Think Olga, a pioneering Brazilian feminist organization, created the following montage showing similar cases of the phenomenon:
An article by the organization states, “Many other presidents and highly influential politicians have undergone moments of crisis just as serious as the one Dilma is currently facing, but their mental faculties were never questioned in the same way.”
Rousseff is constantly presented as harsh and aggressive in the media. The IstoÉ article paints her as “irritable, beside herself and more aggressive than ever.” In recent months, Hillary Clinton has had the same terminology used to undermine her electability. New York Magazine, for example, posted a video with the tagline “Hillary Clinton got aggressive when asked about a possible indictment.” Aggressiveness in women suggests a grotesque excess, and speaks to a departure from the virtues of femininity.

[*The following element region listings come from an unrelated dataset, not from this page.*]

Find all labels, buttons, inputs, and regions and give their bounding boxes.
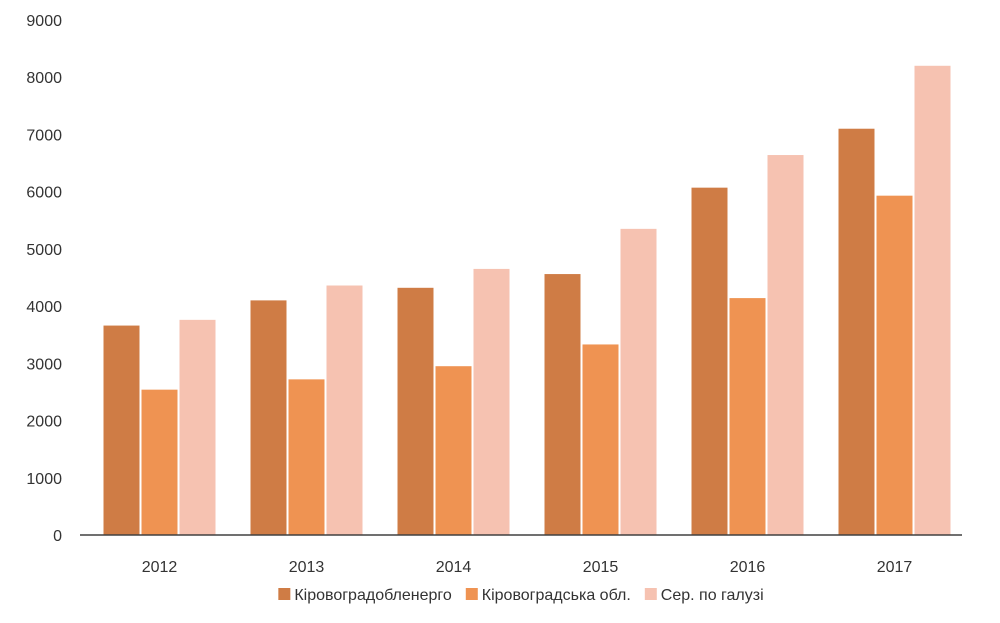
bar-2012-series-3 bbox=[179, 319, 216, 535]
y-tick-label: 5000 bbox=[26, 242, 62, 259]
y-tick-label: 0 bbox=[53, 528, 62, 545]
y-axis: 0 1000 2000 3000 4000 5000 6000 7000 8000 9000 bbox=[26, 13, 62, 545]
legend-item-3: Сер. по галузі bbox=[644, 587, 764, 604]
bar-2015-series-2 bbox=[582, 344, 619, 535]
bar-2012-series-2 bbox=[141, 389, 178, 535]
x-tick-label: 2016 bbox=[730, 559, 766, 576]
x-tick-label: 2012 bbox=[142, 559, 178, 576]
bar-2014-series-2 bbox=[435, 366, 472, 535]
legend-label: Кіровоградська обл. bbox=[482, 587, 631, 604]
bar-2015-series-1 bbox=[544, 274, 581, 535]
y-tick-label: 8000 bbox=[26, 70, 62, 87]
y-tick-label: 9000 bbox=[26, 13, 62, 30]
bar-2016-series-2 bbox=[729, 298, 766, 535]
bar-2013-series-2 bbox=[288, 379, 325, 535]
legend-swatch bbox=[644, 588, 657, 600]
y-tick-label: 1000 bbox=[26, 471, 62, 488]
legend: Кіровоградобленерго Кіровоградська обл. Се… bbox=[278, 587, 764, 604]
bars bbox=[103, 65, 951, 536]
legend-item-2: Кіровоградська обл. bbox=[465, 587, 631, 604]
bar-2013-series-1 bbox=[250, 300, 287, 535]
x-tick-label: 2015 bbox=[583, 559, 619, 576]
x-tick-label: 2017 bbox=[877, 559, 913, 576]
bar-2014-series-1 bbox=[397, 287, 434, 535]
legend-label: Сер. по галузі bbox=[661, 587, 764, 604]
legend-swatch bbox=[465, 588, 478, 600]
y-tick-label: 3000 bbox=[26, 356, 62, 373]
bar-2017-series-2 bbox=[876, 195, 913, 535]
bar-2017-series-1 bbox=[838, 128, 875, 535]
legend-swatch bbox=[278, 588, 291, 600]
bar-2014-series-3 bbox=[473, 268, 510, 535]
bar-2016-series-1 bbox=[691, 187, 728, 535]
bar-2013-series-3 bbox=[326, 285, 363, 535]
legend-label: Кіровоградобленерго bbox=[294, 587, 452, 604]
y-tick-label: 7000 bbox=[26, 127, 62, 144]
legend-item-1: Кіровоградобленерго bbox=[278, 587, 452, 604]
bar-2017-series-3 bbox=[914, 65, 951, 536]
bar-2016-series-3 bbox=[767, 155, 804, 536]
x-tick-label: 2014 bbox=[436, 559, 472, 576]
y-tick-label: 4000 bbox=[26, 299, 62, 316]
x-tick-label: 2013 bbox=[289, 559, 325, 576]
bar-2012-series-1 bbox=[103, 325, 140, 535]
x-axis: 2012 2013 2014 2015 2016 2017 bbox=[142, 559, 913, 576]
y-tick-label: 6000 bbox=[26, 185, 62, 202]
bar-2015-series-3 bbox=[620, 228, 657, 535]
y-tick-label: 2000 bbox=[26, 414, 62, 431]
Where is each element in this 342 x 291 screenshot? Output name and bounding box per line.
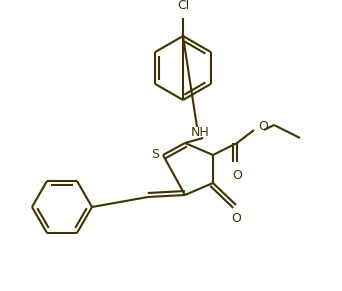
Text: Cl: Cl [177, 0, 189, 12]
Text: O: O [232, 169, 242, 182]
Text: O: O [231, 212, 241, 225]
Text: NH: NH [190, 125, 209, 139]
Text: O: O [258, 120, 268, 134]
Text: S: S [151, 148, 159, 162]
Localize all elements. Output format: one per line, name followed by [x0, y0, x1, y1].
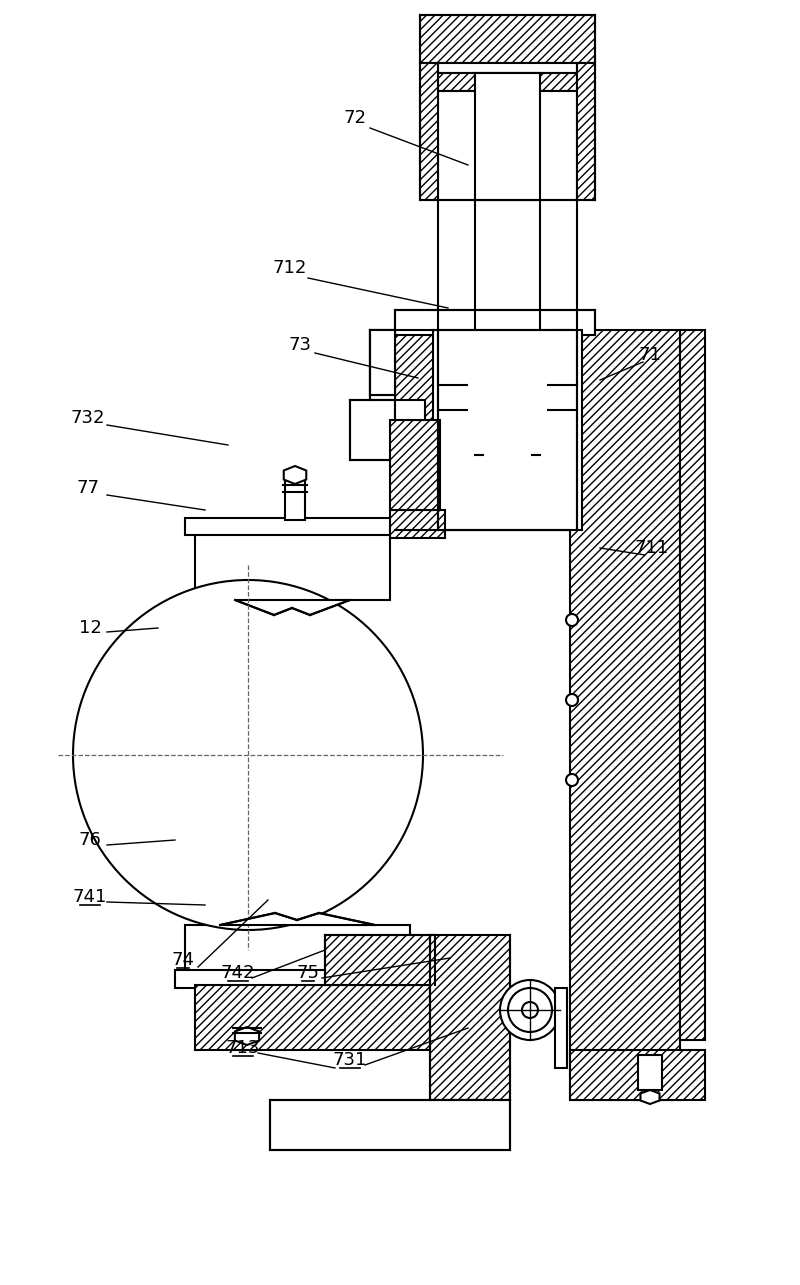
- Text: 76: 76: [78, 831, 102, 849]
- Circle shape: [566, 694, 578, 705]
- Polygon shape: [235, 1027, 259, 1045]
- Polygon shape: [220, 914, 375, 925]
- Bar: [680, 330, 705, 1040]
- Bar: [395, 330, 570, 529]
- Text: 75: 75: [297, 964, 319, 982]
- Text: 12: 12: [78, 619, 102, 637]
- Text: 741: 741: [73, 888, 107, 906]
- Text: 74: 74: [171, 951, 194, 969]
- Bar: [638, 1055, 662, 1090]
- Bar: [185, 518, 400, 535]
- Bar: [438, 73, 577, 91]
- Circle shape: [522, 1002, 538, 1018]
- Circle shape: [566, 774, 578, 786]
- Bar: [390, 420, 440, 510]
- Text: 77: 77: [77, 479, 99, 497]
- Bar: [175, 970, 420, 988]
- Circle shape: [508, 988, 552, 1032]
- Text: 71: 71: [638, 346, 662, 364]
- Bar: [270, 1100, 510, 1150]
- Bar: [350, 400, 395, 460]
- Text: 711: 711: [635, 538, 669, 556]
- Bar: [467, 386, 548, 410]
- Polygon shape: [235, 600, 350, 616]
- Text: 731: 731: [333, 1051, 367, 1069]
- Bar: [370, 330, 395, 400]
- Circle shape: [73, 580, 423, 930]
- Bar: [185, 925, 410, 975]
- Polygon shape: [641, 1090, 659, 1104]
- Bar: [325, 935, 435, 986]
- Bar: [195, 986, 430, 1050]
- Text: 73: 73: [289, 335, 311, 353]
- Bar: [433, 330, 582, 529]
- Text: 742: 742: [221, 964, 255, 982]
- Circle shape: [500, 980, 560, 1040]
- Bar: [420, 15, 595, 63]
- Bar: [483, 455, 532, 510]
- Bar: [430, 935, 510, 1100]
- Circle shape: [566, 614, 578, 626]
- Bar: [570, 1050, 705, 1100]
- Bar: [555, 330, 573, 420]
- Bar: [420, 63, 438, 200]
- Bar: [577, 63, 595, 200]
- Bar: [395, 310, 595, 335]
- Bar: [475, 410, 540, 455]
- Bar: [475, 73, 540, 200]
- Polygon shape: [284, 466, 306, 484]
- Bar: [237, 988, 257, 1028]
- Text: 72: 72: [343, 109, 366, 127]
- Text: 712: 712: [273, 260, 307, 278]
- Bar: [390, 510, 445, 538]
- Bar: [555, 988, 567, 1068]
- Bar: [370, 330, 395, 394]
- Bar: [438, 63, 577, 73]
- Bar: [285, 481, 305, 520]
- Bar: [195, 529, 390, 600]
- Bar: [570, 330, 680, 1100]
- Bar: [438, 341, 577, 386]
- Bar: [395, 400, 425, 529]
- Text: 713: 713: [226, 1040, 260, 1058]
- Text: 732: 732: [70, 409, 106, 427]
- Bar: [438, 91, 577, 200]
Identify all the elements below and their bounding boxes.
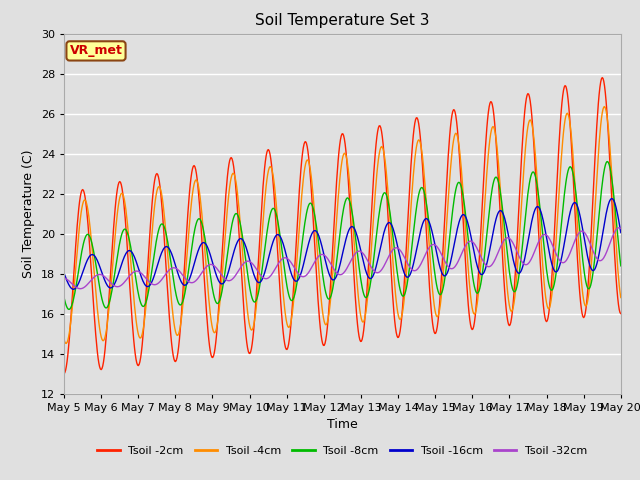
Tsoil -32cm xyxy=(428,242,435,248)
Tsoil -8cm xyxy=(65,306,72,312)
Tsoil -8cm xyxy=(128,252,136,258)
Tsoil -16cm xyxy=(214,277,222,283)
Tsoil -2cm xyxy=(410,126,418,132)
Line: Tsoil -16cm: Tsoil -16cm xyxy=(64,199,621,289)
Tsoil -8cm xyxy=(71,290,79,296)
Tsoil -4cm xyxy=(185,230,193,236)
Tsoil -32cm xyxy=(214,267,222,273)
Tsoil -16cm xyxy=(71,286,79,292)
Tsoil -2cm xyxy=(426,296,434,301)
Tsoil -32cm xyxy=(70,283,78,288)
Tsoil -2cm xyxy=(598,75,606,81)
Tsoil -4cm xyxy=(71,276,79,281)
Tsoil -32cm xyxy=(616,225,623,231)
Tsoil -4cm xyxy=(601,104,609,109)
Tsoil -16cm xyxy=(60,270,68,276)
Tsoil -8cm xyxy=(214,300,222,306)
Tsoil -8cm xyxy=(604,159,611,165)
Line: Tsoil -8cm: Tsoil -8cm xyxy=(64,162,621,309)
Tsoil -4cm xyxy=(617,295,625,300)
Tsoil -32cm xyxy=(60,275,68,281)
Tsoil -4cm xyxy=(63,340,70,346)
Tsoil -8cm xyxy=(60,294,68,300)
Tsoil -16cm xyxy=(185,278,193,284)
Tsoil -2cm xyxy=(184,210,192,216)
Line: Tsoil -32cm: Tsoil -32cm xyxy=(64,228,621,288)
Tsoil -2cm xyxy=(60,371,68,376)
Tsoil -4cm xyxy=(411,156,419,162)
Tsoil -2cm xyxy=(127,307,135,313)
Tsoil -2cm xyxy=(214,323,221,329)
Title: Soil Temperature Set 3: Soil Temperature Set 3 xyxy=(255,13,429,28)
Tsoil -16cm xyxy=(607,196,615,202)
Legend: Tsoil -2cm, Tsoil -4cm, Tsoil -8cm, Tsoil -16cm, Tsoil -32cm: Tsoil -2cm, Tsoil -4cm, Tsoil -8cm, Tsoi… xyxy=(93,441,592,460)
Tsoil -2cm xyxy=(70,267,78,273)
Tsoil -16cm xyxy=(617,229,625,235)
Tsoil -32cm xyxy=(185,279,193,285)
Text: VR_met: VR_met xyxy=(70,44,122,58)
Tsoil -4cm xyxy=(214,316,222,322)
Tsoil -16cm xyxy=(411,255,419,261)
Line: Tsoil -2cm: Tsoil -2cm xyxy=(64,78,621,373)
Tsoil -16cm xyxy=(70,287,77,292)
Y-axis label: Soil Temperature (C): Soil Temperature (C) xyxy=(22,149,35,278)
Tsoil -4cm xyxy=(428,269,435,275)
Tsoil -32cm xyxy=(411,268,419,274)
Tsoil -32cm xyxy=(128,270,136,276)
X-axis label: Time: Time xyxy=(327,418,358,431)
Line: Tsoil -4cm: Tsoil -4cm xyxy=(64,107,621,343)
Tsoil -8cm xyxy=(185,266,193,272)
Tsoil -16cm xyxy=(428,225,435,231)
Tsoil -16cm xyxy=(128,250,136,255)
Tsoil -32cm xyxy=(617,226,625,231)
Tsoil -4cm xyxy=(128,276,136,282)
Tsoil -8cm xyxy=(411,218,419,224)
Tsoil -32cm xyxy=(76,286,84,291)
Tsoil -2cm xyxy=(617,311,625,316)
Tsoil -4cm xyxy=(60,336,68,342)
Tsoil -8cm xyxy=(428,239,435,245)
Tsoil -8cm xyxy=(617,263,625,269)
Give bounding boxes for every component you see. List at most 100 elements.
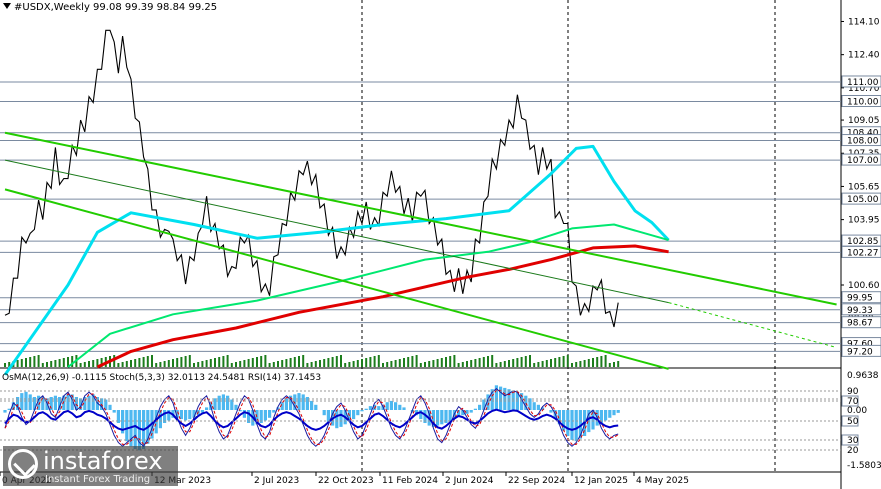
osma-bar [322,410,326,416]
level-label: 102.85 [847,237,879,247]
osma-bar [469,410,473,413]
osma-bar [310,400,314,410]
osma-bar [217,395,221,410]
osma-bar [444,410,448,423]
logo-tagline: Instant Forex Trading [45,474,151,485]
osma-bar [112,410,116,413]
volume-bar [8,362,11,367]
level-label-box [841,192,881,205]
time-tick-label: 2 Jun 2024 [445,476,494,486]
volume-bar [159,362,162,367]
volume-bar [281,360,284,367]
volume-bar [432,360,435,367]
osma-bar [11,402,15,410]
volume-bar [4,363,6,367]
logo-name: instaforex [43,447,163,475]
volume-bar [390,361,393,367]
volume-bar [54,360,57,367]
osma-bar [226,395,230,410]
volume-bar [470,360,473,367]
volume-bar [83,362,86,367]
osma-bar [163,410,167,423]
osma-bar [541,407,545,410]
level-label-box [841,316,881,329]
osma-bar [28,394,32,410]
volume-bar [436,359,439,367]
sub-tick-label: 20 [847,446,859,456]
level-label-box [841,153,881,166]
osma-bar [599,410,603,423]
volume-bar [361,359,363,367]
sub-tick-label: 70 [847,397,859,407]
volume-bar [260,356,263,367]
volume-bar [608,363,611,367]
volume-bar [537,362,540,367]
volume-bar [256,357,258,367]
osma-bar [524,395,528,410]
osma-bar [440,410,444,425]
osma-bar [108,404,112,410]
volume-bar [495,363,498,367]
level-label-box [841,303,881,316]
volume-bar [205,360,208,367]
volume-bar [155,363,158,367]
price-tick-label: 105.65 [848,182,880,192]
volume-bar [151,355,153,367]
volume-bar [62,358,65,367]
osma-bar [7,408,11,410]
volume-bar [566,355,569,367]
volume-bar [461,362,464,367]
osma-bar [478,404,482,410]
price-tick-label: 109.05 [848,116,880,126]
volume-bar [134,359,137,367]
volume-bar [331,357,334,367]
price-line [4,29,619,328]
volume-bar [499,362,502,367]
osma-bar [188,410,192,420]
price-tick-label: 110.70 [848,84,880,94]
volume-bar [541,361,544,367]
volume-bar [130,360,132,367]
volume-bar [398,359,401,367]
osma-bar [305,397,309,410]
trend-line [668,302,837,348]
osma-bar [578,410,582,439]
dropdown-triangle-icon[interactable] [3,3,11,9]
osma-bar [507,389,511,410]
osma-bar [74,397,78,410]
osma-bar [570,410,574,440]
osma-bar [448,410,452,422]
volume-bar [373,356,376,367]
osma-bar [16,397,20,410]
volume-bar [172,359,174,367]
volume-bar [394,360,397,367]
volume-bar [92,360,95,367]
osma-bar [591,410,595,430]
osma-bar [339,410,343,427]
volume-bar [424,362,426,367]
osma-bar [465,410,469,414]
volume-bar [579,361,582,367]
moving-average-line [67,223,669,368]
volume-bar [575,362,578,367]
volume-bar [306,363,309,367]
osma-bar [419,410,423,420]
osma-bar [314,404,318,410]
volume-bar [487,356,489,367]
volume-bar [50,361,53,367]
time-tick-label: 4 May 2025 [636,476,689,486]
logo-check-icon [8,449,38,479]
osma-bar [133,410,137,449]
volume-bar [163,361,166,367]
price-tick-label: 100.60 [848,281,880,291]
osma-bar [280,402,284,410]
stoch-main-line [4,387,619,447]
osma-bar [557,410,561,425]
volume-bar [529,355,531,367]
volume-bar [46,362,48,367]
osma-bar [431,410,435,427]
osma-bar [566,410,570,436]
osma-bar [482,399,486,410]
volume-bar [428,361,431,367]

It’s not just progressive women who face this kind of sexist psychological scrutiny either. Just days after IstoÉ published its article about Rousseff, a video went viral showing one of Rousseff’s fiercest female opponents and author of the legal call for impeachment, Janaína Paschoal, giving an impassioned speech against the current government. She makes allusions throughout to the dangerous power of a snake and frenetically swings a Brazilian flag above her head in a performance that bears a remarkable resemblance to the emotional rhetoric of neo-Pentecostal preachers.
Daniela Lima, a columnist at Huffington Post Brazil, pointed out the pervasive gender bias at play in portrayals of both Paschoal and Rousseff. “In the case of fascist discourse, like that of the lawyer Janaína Paschoal, calling her mad absolves her of responsibility,” she wrote. “It contributes to backwards thought which stigmatizes insanity and normalizes gender stereotypes which are unfavorable to women.” She goes on to say that Paschoal’s speech bears a strong likeness to those given by male politicians, such as Marco Feliciano and Jair Bolsonaro, but “no one calls them crazy.”
Rousseff’s political career is in jeopardy thanks in part to the sexist ways she’s being portrayed. The media has been working alongside opposition leaders to destroy her image in the run up to the final impeachment hearing, and there’s no greater evidence of their lack of journalistic credibility than the armory of misogynistic language they’ve been using to take her down.